Arkana mendengus. "Jika aku tidak bersalah aku tidak akan membiarkan dirinya berani mengancamku. Dari pada terus dihantui rasa bersalah lebih baik aku menuruti keinginannya." Jawab Arkana.
Edgar mengangguk-anggukkan kepalanya. "Dia adalah wanita yang hebat. Memiliki prinsip yang kuat dan tidak mudah ditindas. Aku rasa sudah banyak ujian yang sudah ia lewati hingga bisa sekuat ini." Ucap Edgar.
Arkana diam sambil memikirkan sesuatu.
"Jangan banyak melamun. Lebih baik sekarang kau pergi dan urus pernikahan kalian." Titah Edgar.

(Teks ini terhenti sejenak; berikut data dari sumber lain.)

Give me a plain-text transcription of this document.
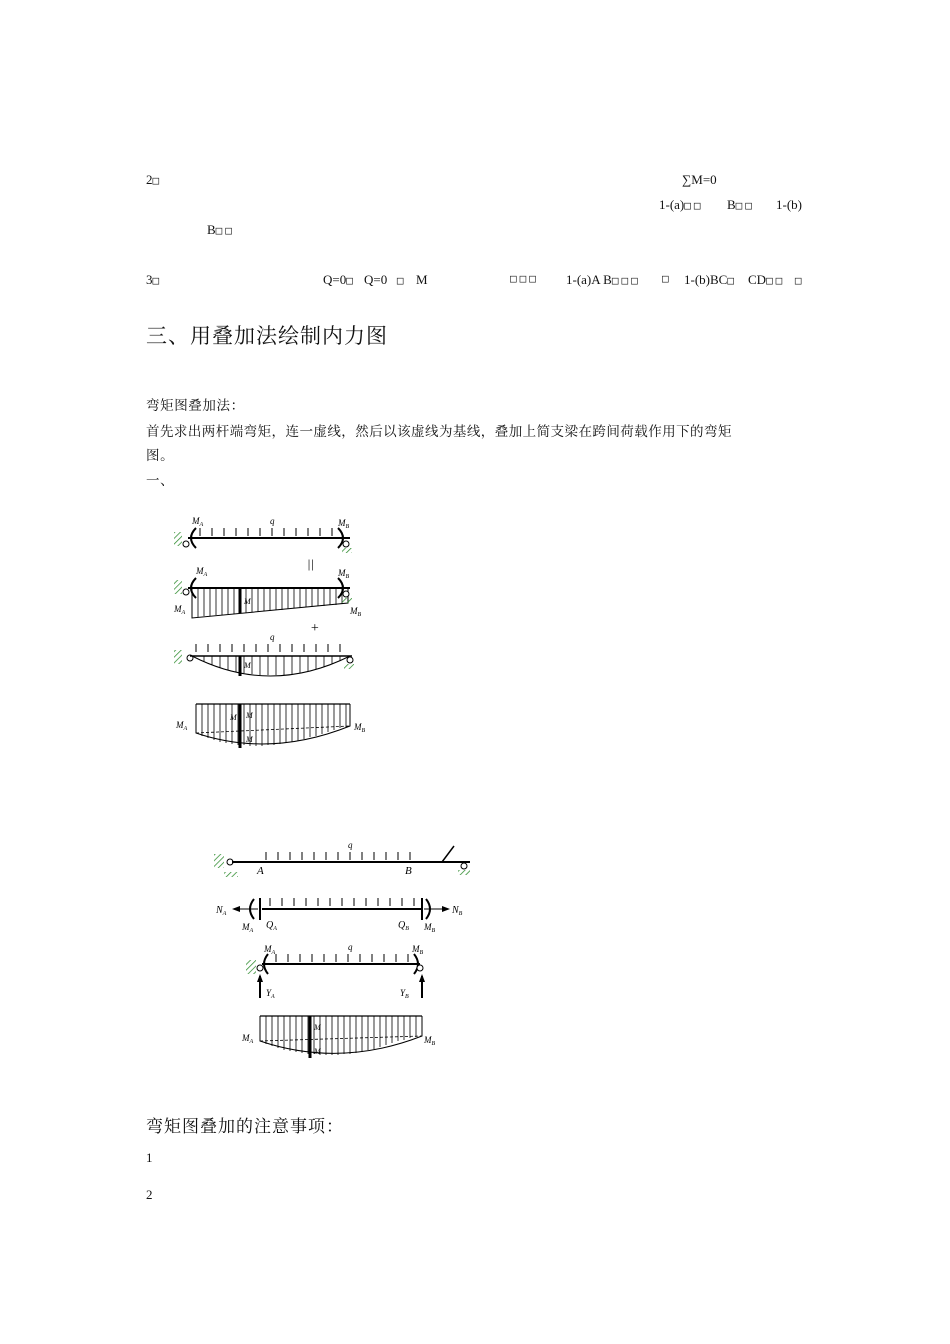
2□	∑M=0
1-(a)□□ B□□ 1-(b)
B□□
3□	Q=0□ Q=0 □ M	□□□ 1-(a)A B□□□ □ 1-(b)BC□ CD□□ □
三、用叠加法绘制内力图
弯矩图叠加法：
首先求出两杆端弯矩，连一虚线，然后以该虚线为基线，叠加上简支梁在跨间荷载作用下的弯矩
图。
一、
$M_A$	q	$M_B$
||
$M_A$	$M_B$
$M_A$	$M_B$
M
+
q
M
$M_A$	$M_B$
M M
M
q
A	B
$N_A$	$N_B$
$M_A$ $Q_A$	$Q_B$ $M_B$
$M_A$
q	$M_B$
$Y_A$	$Y_B$
M
M
$M_A$	$M_B$
弯矩图叠加的注意事项：
1
2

"Berani sekali kau mengusirku!" Ketus Arkana.
"Tentu saja. Tidak ada yang aku takutkan jika itu tentang dirimu. Turuti saja perkataanku. Sekarang pergilah!" Edgar kembali mengusir teman baiknya itu. Masih ada beberapa urusan yang harus Arkana selesaikan untuk pernikahannya dan Emila dua hari lagi.
Arkana mendecakkan lidah. Ia pun berpamitan pergi dari ruangan kerja Edgar setelah mengucapkan terima kasih atas bantuan pria itu.
"Arkana... Arkana. Malang sekali nasibmu." Ucap Edgar merasa prihatin. Seandainya saja saat ini yang hamil adalah Lady, mungkin Arkana akan sangat bahagia bisa memiliki anak setelah sepuluh tahun menanti kehadiran anak dari pernikahannya dan istrinya yang bernama Lady."